R语言学习笔记
统计机器学习导论第二章部分习题
一、8题
8. This exercise relates to the College data set, which can be found in the file College.csv. It contains a number of variables for 777 different universities and colleges in the US. The variables are
(a)Use the read.csv() function to read the data into R. Call the loaded data college
#college=read.csv ("College.csv", header =T,na.strings ="?")
college=read.csv ("E:/大三下学期/机器学习/jiqixuxi/data/College.csv", header =T,na.strings ="?")
(b)Look at the data using the fix() function.
fix(college)
rownames (college)=college [,1]
©
i. Use the summary() function to produce a numerical summary of the variables in the data set.
summary(college)
ii. Use the pairs() function to produce a scatterplot matrix of the first ten columns or variables of the data.
Private=as.factor (college$Private)
college=data.frame(Private,college[,2:11])

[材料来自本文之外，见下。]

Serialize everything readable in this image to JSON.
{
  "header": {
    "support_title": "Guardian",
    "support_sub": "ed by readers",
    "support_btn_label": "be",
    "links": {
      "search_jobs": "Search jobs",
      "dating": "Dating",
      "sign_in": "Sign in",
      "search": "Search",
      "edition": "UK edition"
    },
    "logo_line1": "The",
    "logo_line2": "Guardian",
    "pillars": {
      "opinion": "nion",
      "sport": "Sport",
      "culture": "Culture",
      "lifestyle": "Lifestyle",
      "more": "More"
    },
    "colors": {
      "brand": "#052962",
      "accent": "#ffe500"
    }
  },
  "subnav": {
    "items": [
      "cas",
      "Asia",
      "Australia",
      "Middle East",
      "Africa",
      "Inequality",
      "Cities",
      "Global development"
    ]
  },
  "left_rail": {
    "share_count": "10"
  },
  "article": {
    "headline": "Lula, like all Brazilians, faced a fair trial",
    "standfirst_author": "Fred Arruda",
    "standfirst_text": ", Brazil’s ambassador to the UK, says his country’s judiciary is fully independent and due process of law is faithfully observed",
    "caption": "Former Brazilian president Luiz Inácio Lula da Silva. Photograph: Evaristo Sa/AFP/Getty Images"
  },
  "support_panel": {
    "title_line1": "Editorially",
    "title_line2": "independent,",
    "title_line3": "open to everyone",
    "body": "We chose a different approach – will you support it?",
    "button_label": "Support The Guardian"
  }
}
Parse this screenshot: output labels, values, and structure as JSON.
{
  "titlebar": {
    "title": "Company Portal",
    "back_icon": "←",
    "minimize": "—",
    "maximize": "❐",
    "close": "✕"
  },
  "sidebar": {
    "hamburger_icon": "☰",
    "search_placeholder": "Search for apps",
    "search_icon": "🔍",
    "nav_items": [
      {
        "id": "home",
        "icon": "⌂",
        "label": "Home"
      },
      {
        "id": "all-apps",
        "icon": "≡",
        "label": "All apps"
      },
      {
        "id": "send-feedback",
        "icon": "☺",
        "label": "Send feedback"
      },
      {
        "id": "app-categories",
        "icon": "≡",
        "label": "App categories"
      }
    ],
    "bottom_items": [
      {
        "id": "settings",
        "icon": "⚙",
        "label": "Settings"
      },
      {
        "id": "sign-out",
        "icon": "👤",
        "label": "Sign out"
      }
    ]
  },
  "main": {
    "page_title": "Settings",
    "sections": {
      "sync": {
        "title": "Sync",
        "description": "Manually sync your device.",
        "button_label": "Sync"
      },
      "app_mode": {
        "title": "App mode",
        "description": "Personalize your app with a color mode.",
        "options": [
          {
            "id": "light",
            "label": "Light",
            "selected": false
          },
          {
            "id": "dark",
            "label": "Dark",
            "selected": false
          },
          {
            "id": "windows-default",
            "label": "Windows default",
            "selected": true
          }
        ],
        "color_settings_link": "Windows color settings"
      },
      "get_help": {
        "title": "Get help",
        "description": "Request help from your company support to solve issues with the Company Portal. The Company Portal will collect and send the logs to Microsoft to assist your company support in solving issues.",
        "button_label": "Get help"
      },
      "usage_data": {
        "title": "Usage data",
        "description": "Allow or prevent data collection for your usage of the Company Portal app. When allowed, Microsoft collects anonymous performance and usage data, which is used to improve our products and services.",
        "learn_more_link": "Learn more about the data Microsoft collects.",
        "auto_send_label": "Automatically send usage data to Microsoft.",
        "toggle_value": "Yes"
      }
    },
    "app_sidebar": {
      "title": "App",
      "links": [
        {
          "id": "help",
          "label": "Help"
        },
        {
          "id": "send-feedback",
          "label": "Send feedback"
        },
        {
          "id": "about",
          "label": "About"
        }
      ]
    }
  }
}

#pairs(college,main="矩阵散点图")
pairs(~Apps+Accept+Enroll+Top10perc+Top25perc+F.Undergrad+P.Undergrad+Outstate,panel = panel.smooth,data=college,main="矩阵散点图")
iii. Use the plot() function to produce side-by-side boxplots of Outstate versus Private.
plot(Private,college$Outstate,ylab="Outstate")
iv. Use the summary() function to see how many elite universities there are.
Now use the plot() function to produce side-by-side boxplots of Outstate versus Elite.
Elite=rep("No",nrow(college ))
Elite[college$Top10perc >50]=" Yes"
Elite=as.factor(Elite)
college=data.frame(college , Elite)
summary(college)
Now use the plot() function to produce side-by-side boxplots of Outstate versus Elite.
plot(Elite,college$Outstate,ylab="Outstate")
v. Use the hist() function to produce some histograms with differing numbers of bins for a few of the quantitative variables.
par(mfrow=c(3,3))
college=read.csv ("E:/大三下学期/机器学习/jiqixuxi/data/College.csv", header =T,na.strings ="?")
name=colnames(college) #提取列名
for(i in 3:19){ #十七个定量变量的频数直方图
hist(college[,i],col =2, breaks =20,xlab=name[i],main="频数直方图")
}
vi. Continue exploring the data, and provide a brief summary of what you discover.
1.学生情况:申请人数、接受申请数、入学人数和本科生人数线性正相关;高中班前10%的新生和前25%的新生呈现非线性相关;申请留学的学生大部分成绩都没有达到前25%,前25%的学生人数只占每个学校申人数的50个左右。
2.师资配置:各个高校拥有博士学位的教员百分比呈现左偏分布,大部分学校拥有博士学位的导师占比在80%左右,少部分高校拥有博士学位的导师占比不足50%。大部分学校的学生比教员的比率在15%左右,师资力量好。
3.留学费用:住宿费用4300左右,书费500左右,个人支出1300左右,可见留学费用中住宿支出占比最大;私立学校学费远远高公立学校,其学费波动程度也稍大于公立学校学费波动程度,仅有极少数的公立学校学费高于私立学校;私立学校成绩排前10%的新生学费高于非前10%的新生。
二、9题
9. This exercise involves the Auto data set studied in the lab. Make sure that the missing values have been removed from the data.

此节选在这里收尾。